From Amber Smock, Access Living Director of Advocacy
First, a heads up: this email will address the difficult topics of trauma, gun violence and mental health stigma. Feel free to stop reading or delete this email if you need to.
Yesterday, America was devastated by the news of the mass shooting in Las Vegas, Nevada, at a large outdoor concert. This was the 521st mass shooting in our country in the 477 days since the Pulse shooting in Orlando ( see this link for data ). We at Access Living offer our heartfelt sympathies to the hundreds of victims and thousands of victim's family members. Many of the victims who were shot, and other attendees present, will join our community as newly disabled persons. We also send our warmest wishes for recovery to the many disabled attendees at the concert; traumatic events are made extra traumatic when already coping with a disability.

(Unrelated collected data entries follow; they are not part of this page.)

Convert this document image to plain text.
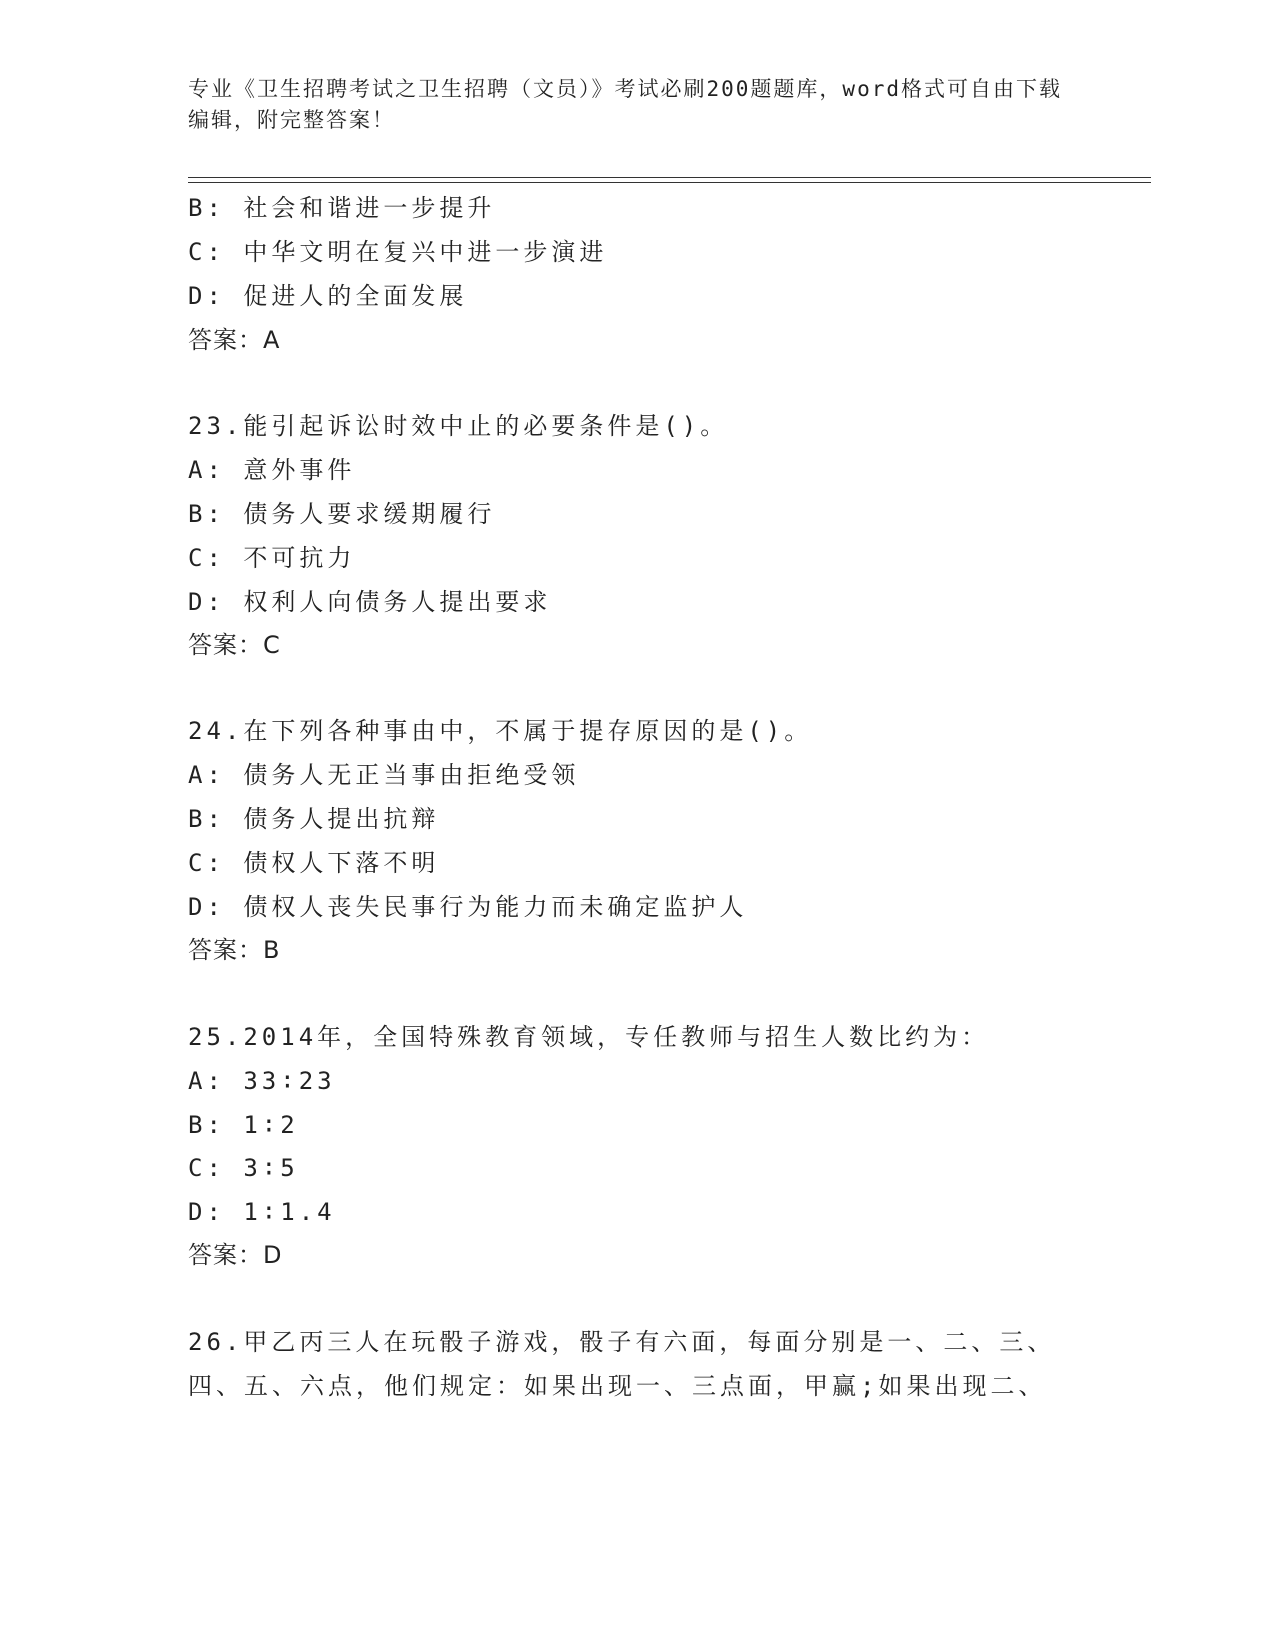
专业《卫生招聘考试之卫生招聘（文员）》考试必刷200题题库，word格式可自由下载编辑，附完整答案！
B: 社会和谐进一步提升
C: 中华文明在复兴中进一步演进
D: 促进人的全面发展
答案：A
23.能引起诉讼时效中止的必要条件是()。
A: 意外事件
B: 债务人要求缓期履行
C: 不可抗力
D: 权利人向债务人提出要求
答案：C
24.在下列各种事由中，不属于提存原因的是()。
A: 债务人无正当事由拒绝受领
B: 债务人提出抗辩
C: 债权人下落不明
D: 债权人丧失民事行为能力而未确定监护人
答案：B
25.2014年，全国特殊教育领域，专任教师与招生人数比约为：
A: 33∶23
B: 1∶2
C: 3∶5
D: 1∶1.4
答案：D
26.甲乙丙三人在玩骰子游戏，骰子有六面，每面分别是一、二、三、
四、五、六点，他们规定：如果出现一、三点面，甲赢;如果出现二、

As disability advocates: we ask that each of you be alert to the tendency in both media and social media to stigmatize people with psychiatric disabilities in these crises. It cannot be said often enough that people with mental health issues are far more likely to be victims than perpetrators of violent crime. We also cannot, as a society, assume that persons who commit mass shootings have psychiatric issues. We cannot allow ourselves the laziness of writing such people off with stigmatizing language like "crazy" or demented. We MUST remain accountable for supporting our community members with mental health issues at this time; we must remind them, and ourselves, that we are loved and that we must keep helping one another. And, we cannot allow terms like "crazy" to be a way of letting perpetrators off the hook for their crimes, because that is a cover for racism, whether you mean it or not.
As social justice advocates: we also ask that you be alert to the media's silence on the pattern of mass shootings being committed by white men, and their characterizations as "lone wolves" without a connection to terrorist networks. As a society, we have a problem with looking at these incidents as "terrorist" or religiously based if committed by persons of color, and turning a blind eye to such possibilities if committed by white men. These biases affect all of us by stigmatizing people of color, people who are Muslim in particular, and perpetuating white privilege that is a major part of allowing these mass shootings to happen without significant intervention to American society as a whole. Say something if you see someone being racist, ableist or sexist.
You can stop the stigma.
You can support your fellow people with disabilities.
You can be part of the change.
Today, check around your community and see who needs support. Many will be calling for ways to stop gun violence. We can fight for an end to the violence, while supporting each other and defeating bias as well.